The weekend was, in other words, like experiencing the Swiss beer scene in a nutshell. There are the new, usually very small breweries that make decent – and sometimes very good – beer. Then there are a few surviving regionals, most of which can conjure up a couple of very drinkable beers. Then we have the nationals, which have been bought out by the multinationals, that make the bland, boring stuff that everyone drinks and most bars and pubs stock. Finally, there are the multinationals that sponsor all big events and have the nerve to charge an arm and a leg for a plastic cup of vile-tasting yellow liquid that is, to quote an earlier blog post of mine, almost, but not entirely unlike beer.
So, in summary: Switzerland is a nice country, and if you’re concerned that someone may have a serious throat problem when they speak to you, don’t worry – this is just the local dialect – speak back in your own language and they’ll immediately switch.

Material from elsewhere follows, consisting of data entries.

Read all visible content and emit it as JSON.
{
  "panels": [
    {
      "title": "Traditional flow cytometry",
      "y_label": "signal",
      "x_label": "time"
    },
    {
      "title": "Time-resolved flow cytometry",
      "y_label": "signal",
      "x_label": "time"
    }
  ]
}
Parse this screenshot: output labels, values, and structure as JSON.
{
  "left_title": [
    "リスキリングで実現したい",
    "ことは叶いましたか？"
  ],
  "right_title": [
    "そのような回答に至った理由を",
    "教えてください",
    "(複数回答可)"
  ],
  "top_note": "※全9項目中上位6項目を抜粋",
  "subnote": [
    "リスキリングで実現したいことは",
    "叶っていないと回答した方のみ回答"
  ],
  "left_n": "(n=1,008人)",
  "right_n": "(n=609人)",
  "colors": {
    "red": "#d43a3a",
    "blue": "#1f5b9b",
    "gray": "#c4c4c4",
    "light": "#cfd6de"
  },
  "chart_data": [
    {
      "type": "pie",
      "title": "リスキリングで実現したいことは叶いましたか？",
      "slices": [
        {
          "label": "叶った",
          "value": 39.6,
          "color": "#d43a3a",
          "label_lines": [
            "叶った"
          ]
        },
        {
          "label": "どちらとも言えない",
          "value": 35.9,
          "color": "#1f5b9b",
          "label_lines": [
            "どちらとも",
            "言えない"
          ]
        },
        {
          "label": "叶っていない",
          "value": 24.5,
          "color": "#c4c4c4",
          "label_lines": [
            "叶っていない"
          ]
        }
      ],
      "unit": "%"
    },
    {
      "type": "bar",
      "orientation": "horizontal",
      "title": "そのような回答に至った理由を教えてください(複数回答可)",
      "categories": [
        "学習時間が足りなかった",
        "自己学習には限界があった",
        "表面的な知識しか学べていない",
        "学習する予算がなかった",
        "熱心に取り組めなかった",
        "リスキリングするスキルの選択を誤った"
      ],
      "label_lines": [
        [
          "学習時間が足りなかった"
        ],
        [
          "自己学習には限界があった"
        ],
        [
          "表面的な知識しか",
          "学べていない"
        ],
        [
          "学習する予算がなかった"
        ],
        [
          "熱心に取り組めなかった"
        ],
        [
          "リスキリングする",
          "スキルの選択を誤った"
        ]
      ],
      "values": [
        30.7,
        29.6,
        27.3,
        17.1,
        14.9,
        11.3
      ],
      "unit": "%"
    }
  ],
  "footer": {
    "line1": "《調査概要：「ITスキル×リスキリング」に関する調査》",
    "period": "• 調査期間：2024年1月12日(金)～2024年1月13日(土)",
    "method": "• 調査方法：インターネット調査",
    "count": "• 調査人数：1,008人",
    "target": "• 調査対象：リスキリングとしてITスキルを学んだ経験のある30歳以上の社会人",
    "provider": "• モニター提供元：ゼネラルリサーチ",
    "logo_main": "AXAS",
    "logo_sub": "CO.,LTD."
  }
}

The scenery is stunning and the skiing, especially in winter, is usually very good, so the Swiss can be forgiven if they don’t have the best beer in the world. Having said that, it’s certainly not the worst beer in the world either, and things are rapidly improving. If you’re in a bar, ask for a beer from a local brewery, and if they don’t have one, suggest that they should organize a referendum to ban mediocre beer. You never know, perhaps they’ll vote yes one day.